Durante este período transitorio, y a expensas de que puedan cambiar los nombres concretos, Antonio Vázquez, presidente de Iberia, lo será también del nuevo grupo fusionado. En la gestión ordinaria, el negocio conjunto estará dirigido por un consejero delegado, que será Willie Walsh, actual consejero delegado de British, y estará integrado por un equipo de elegido a partes iguales por cada una de las aerolíneas.
Además, a lo largo de estos cinco años, con el fin de proteger los intereses específicos de Iberia y British Airways, ambas partes han acordado algunas salvaguardas. Las dos aerolíneas mantendrán su base en sus respectivos países, con sus propias licencias, certificados, códigos y marcas; los slots y los destinos se protegerán para el beneficio del grupo; la estrategia de red del grupo se desarrollará de tal forma que refleje la importancia de los hubs de Madrid y Londres; habrá un desarrollo equilibrado a largo plazo de las redes de rutas servidas desde los hubs de Madrid y Londres, y las nuevas oportunidades de negocio se distribuirán de forma razonable entre las dos redes; las relaciones laborales se gestionarán localmente y, lo que es muy importante desde el punto de vista económico, ni Iberia ni el holding otorgarán garantías ni utilizarán sus fondos o facilidades crediticias para financiar el fondo de pensiones de British Airways.
En cuanto a otros detalles técnicos ya pactados y ratificados ayer, los accionistas de British recibirán una acción ordinaria del holding por cada acción ordinaria que posean en la compañía británica, y los accionistas de Iberia recibirán 1,0205 acciones ordinarias del holding por cada acción ordinaria que posean de la aerolínea española.
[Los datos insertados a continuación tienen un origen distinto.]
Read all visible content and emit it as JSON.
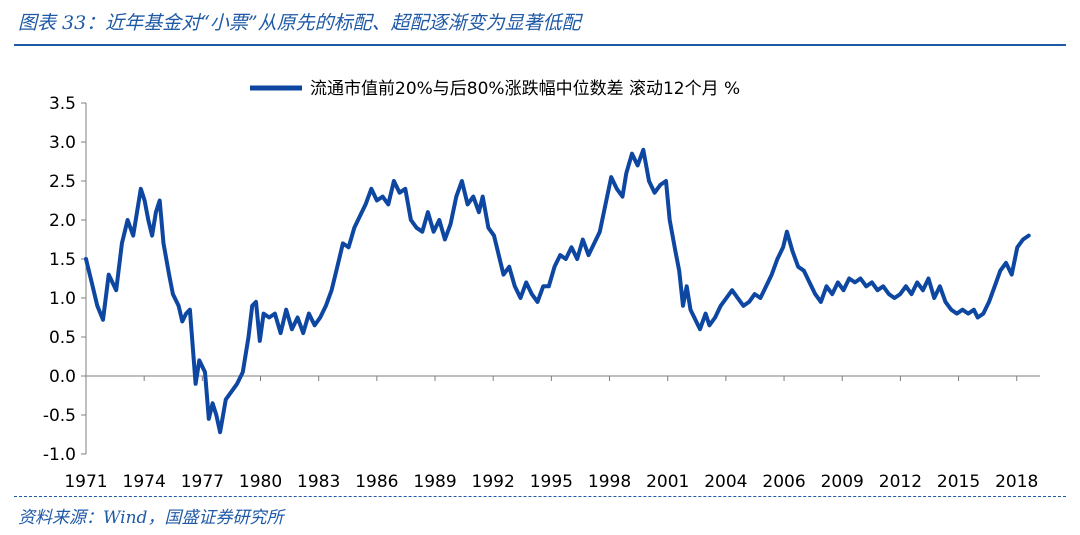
{
  "figure": {
    "title": "图表 33：近年基金对“小票”从原先的标配、超配逐渐变为显著低配",
    "source": "资料来源：Wind，国盛证券研究所"
  },
  "chart_data": {
    "type": "line",
    "legend_position": "top-center",
    "series": [
      {
        "name": "流通市值前20%与后80%涨跌幅中位数差 滚动12个月",
        "unit": "%",
        "color": "#0d47a1",
        "points": [
          [
            1971.0,
            1.5
          ],
          [
            1971.3,
            1.2
          ],
          [
            1971.6,
            0.9
          ],
          [
            1971.9,
            0.72
          ],
          [
            1972.2,
            1.3
          ],
          [
            1972.6,
            1.1
          ],
          [
            1972.9,
            1.7
          ],
          [
            1973.2,
            2.0
          ],
          [
            1973.5,
            1.8
          ],
          [
            1973.9,
            2.4
          ],
          [
            1974.1,
            2.25
          ],
          [
            1974.3,
            2.0
          ],
          [
            1974.5,
            1.8
          ],
          [
            1974.7,
            2.1
          ],
          [
            1974.9,
            2.25
          ],
          [
            1975.1,
            1.7
          ],
          [
            1975.4,
            1.3
          ],
          [
            1975.6,
            1.05
          ],
          [
            1975.9,
            0.9
          ],
          [
            1976.1,
            0.7
          ],
          [
            1976.3,
            0.8
          ],
          [
            1976.5,
            0.85
          ],
          [
            1976.8,
            -0.1
          ],
          [
            1977.0,
            0.2
          ],
          [
            1977.3,
            0.05
          ],
          [
            1977.5,
            -0.55
          ],
          [
            1977.7,
            -0.35
          ],
          [
            1977.9,
            -0.5
          ],
          [
            1978.1,
            -0.72
          ],
          [
            1978.4,
            -0.3
          ],
          [
            1978.7,
            -0.2
          ],
          [
            1979.0,
            -0.1
          ],
          [
            1979.3,
            0.05
          ],
          [
            1979.6,
            0.5
          ],
          [
            1979.8,
            0.9
          ],
          [
            1980.0,
            0.95
          ],
          [
            1980.2,
            0.45
          ],
          [
            1980.4,
            0.8
          ],
          [
            1980.7,
            0.75
          ],
          [
            1981.0,
            0.8
          ],
          [
            1981.3,
            0.55
          ],
          [
            1981.6,
            0.85
          ],
          [
            1981.9,
            0.6
          ],
          [
            1982.2,
            0.75
          ],
          [
            1982.5,
            0.55
          ],
          [
            1982.8,
            0.8
          ],
          [
            1983.1,
            0.65
          ],
          [
            1983.4,
            0.75
          ],
          [
            1983.7,
            0.9
          ],
          [
            1984.0,
            1.1
          ],
          [
            1984.3,
            1.4
          ],
          [
            1984.6,
            1.7
          ],
          [
            1984.9,
            1.65
          ],
          [
            1985.2,
            1.9
          ],
          [
            1985.5,
            2.05
          ],
          [
            1985.8,
            2.2
          ],
          [
            1986.1,
            2.4
          ],
          [
            1986.4,
            2.25
          ],
          [
            1986.7,
            2.3
          ],
          [
            1987.0,
            2.2
          ],
          [
            1987.3,
            2.5
          ],
          [
            1987.6,
            2.35
          ],
          [
            1987.9,
            2.4
          ],
          [
            1988.2,
            2.0
          ],
          [
            1988.5,
            1.9
          ],
          [
            1988.8,
            1.85
          ],
          [
            1989.1,
            2.1
          ],
          [
            1989.4,
            1.85
          ],
          [
            1989.7,
            2.0
          ],
          [
            1990.0,
            1.75
          ],
          [
            1990.3,
            1.95
          ],
          [
            1990.6,
            2.3
          ],
          [
            1990.9,
            2.5
          ],
          [
            1991.2,
            2.2
          ],
          [
            1991.5,
            2.3
          ],
          [
            1991.8,
            2.1
          ],
          [
            1992.0,
            2.3
          ],
          [
            1992.3,
            1.9
          ],
          [
            1992.6,
            1.8
          ],
          [
            1992.9,
            1.5
          ],
          [
            1993.1,
            1.3
          ],
          [
            1993.4,
            1.4
          ],
          [
            1993.7,
            1.15
          ],
          [
            1994.0,
            1.0
          ],
          [
            1994.3,
            1.2
          ],
          [
            1994.6,
            1.05
          ],
          [
            1994.9,
            0.95
          ],
          [
            1995.2,
            1.15
          ],
          [
            1995.5,
            1.15
          ],
          [
            1995.8,
            1.4
          ],
          [
            1996.1,
            1.55
          ],
          [
            1996.4,
            1.5
          ],
          [
            1996.7,
            1.65
          ],
          [
            1997.0,
            1.5
          ],
          [
            1997.3,
            1.75
          ],
          [
            1997.6,
            1.55
          ],
          [
            1997.9,
            1.7
          ],
          [
            1998.2,
            1.85
          ],
          [
            1998.5,
            2.2
          ],
          [
            1998.8,
            2.55
          ],
          [
            1999.1,
            2.4
          ],
          [
            1999.4,
            2.3
          ],
          [
            1999.6,
            2.6
          ],
          [
            1999.9,
            2.85
          ],
          [
            2000.2,
            2.7
          ],
          [
            2000.5,
            2.9
          ],
          [
            2000.8,
            2.5
          ],
          [
            2001.1,
            2.35
          ],
          [
            2001.4,
            2.45
          ],
          [
            2001.7,
            2.5
          ],
          [
            2001.9,
            2.0
          ],
          [
            2002.2,
            1.6
          ],
          [
            2002.4,
            1.35
          ],
          [
            2002.6,
            0.9
          ],
          [
            2002.8,
            1.15
          ],
          [
            2003.0,
            0.85
          ],
          [
            2003.2,
            0.75
          ],
          [
            2003.5,
            0.6
          ],
          [
            2003.8,
            0.8
          ],
          [
            2004.0,
            0.65
          ],
          [
            2004.3,
            0.75
          ],
          [
            2004.6,
            0.9
          ],
          [
            2004.9,
            1.0
          ],
          [
            2005.2,
            1.1
          ],
          [
            2005.5,
            1.0
          ],
          [
            2005.8,
            0.9
          ],
          [
            2006.1,
            0.95
          ],
          [
            2006.4,
            1.05
          ],
          [
            2006.7,
            1.0
          ],
          [
            2007.0,
            1.15
          ],
          [
            2007.3,
            1.3
          ],
          [
            2007.6,
            1.5
          ],
          [
            2007.9,
            1.65
          ],
          [
            2008.1,
            1.85
          ],
          [
            2008.4,
            1.6
          ],
          [
            2008.7,
            1.4
          ],
          [
            2009.0,
            1.35
          ],
          [
            2009.3,
            1.2
          ],
          [
            2009.6,
            1.05
          ],
          [
            2009.9,
            0.95
          ],
          [
            2010.2,
            1.15
          ],
          [
            2010.5,
            1.05
          ],
          [
            2010.8,
            1.2
          ],
          [
            2011.1,
            1.1
          ],
          [
            2011.4,
            1.25
          ],
          [
            2011.7,
            1.2
          ],
          [
            2012.0,
            1.25
          ],
          [
            2012.3,
            1.15
          ],
          [
            2012.6,
            1.2
          ],
          [
            2012.9,
            1.1
          ],
          [
            2013.2,
            1.15
          ],
          [
            2013.5,
            1.05
          ],
          [
            2013.8,
            1.0
          ],
          [
            2014.1,
            1.05
          ],
          [
            2014.4,
            1.15
          ],
          [
            2014.7,
            1.05
          ],
          [
            2015.0,
            1.2
          ],
          [
            2015.3,
            1.1
          ],
          [
            2015.6,
            1.25
          ],
          [
            2015.9,
            1.0
          ],
          [
            2016.2,
            1.15
          ],
          [
            2016.5,
            0.95
          ],
          [
            2016.8,
            0.85
          ],
          [
            2017.1,
            0.8
          ],
          [
            2017.4,
            0.85
          ],
          [
            2017.7,
            0.8
          ],
          [
            2018.0,
            0.85
          ],
          [
            2018.2,
            0.75
          ],
          [
            2018.5,
            0.8
          ],
          [
            2018.8,
            0.95
          ],
          [
            2019.1,
            1.15
          ],
          [
            2019.4,
            1.35
          ],
          [
            2019.7,
            1.45
          ],
          [
            2020.0,
            1.3
          ],
          [
            2020.3,
            1.65
          ],
          [
            2020.6,
            1.75
          ],
          [
            2020.9,
            1.8
          ]
        ]
      }
    ],
    "x_tick_labels": [
      "1971",
      "1974",
      "1977",
      "1980",
      "1983",
      "1986",
      "1989",
      "1992",
      "1995",
      "1998",
      "2001",
      "2004",
      "2006",
      "2009",
      "2012",
      "2015",
      "2018"
    ],
    "y_ticks": [
      3.5,
      3.0,
      2.5,
      2.0,
      1.5,
      1.0,
      0.5,
      0.0,
      -0.5,
      -1.0
    ],
    "y_tick_labels": [
      "3.5",
      "3.0",
      "2.5",
      "2.0",
      "1.5",
      "1.0",
      "0.5",
      "0.0",
      "-0.5",
      "-1.0"
    ],
    "ylim": [
      -1.0,
      3.5
    ],
    "xlim": [
      1971,
      2021.5
    ],
    "grid": false
  }
}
Sobre la base de esta ecuación de canje, y tras la amortización de la autocartera de Iberia y antes de cancelación de las actuales participaciones cruzadas entre British Airways e Iberia, los accionistas de Iberia tendrán el 45% del grupo y los de British Airways el 55%.
El holding, que ha sido bautizado con el nombre de International Airlines Group, será una compañía española con domicilio social en España. La mayoría de las reuniones de su Consejo y todas sus Juntas de Accionistas tendrán lugar en Madrid. Una vez ejecutada la fusión, el grupo será residente fiscal en España. Por su parte, la sede financiera y operativa del nuevo holding estará en Londres, donde se ubicarán las principales funciones del grupo, disponiendo asimismo de las correspondientes oficinas en Madrid.
Por último, las dos compañías esperan unas sinergias potenciales de 400 millones de euros anuales al final del quinto año una vez se complete la fusión, con un coste total de 350 millones de euros. Estas sinergias serán adicionales a las que ya obtienen ambas compañías en la explotación conjunta de las rutas entre España y el Reino Unido. Aproximadamente un tercio de las sinergias procederán de los ingresos (ventas conjuntas, gestión de red y de ingresos), mientras que las sinergias de costes se lograrán en áreas como tecnologías de la información, flota, mantenimiento y funciones administrativas.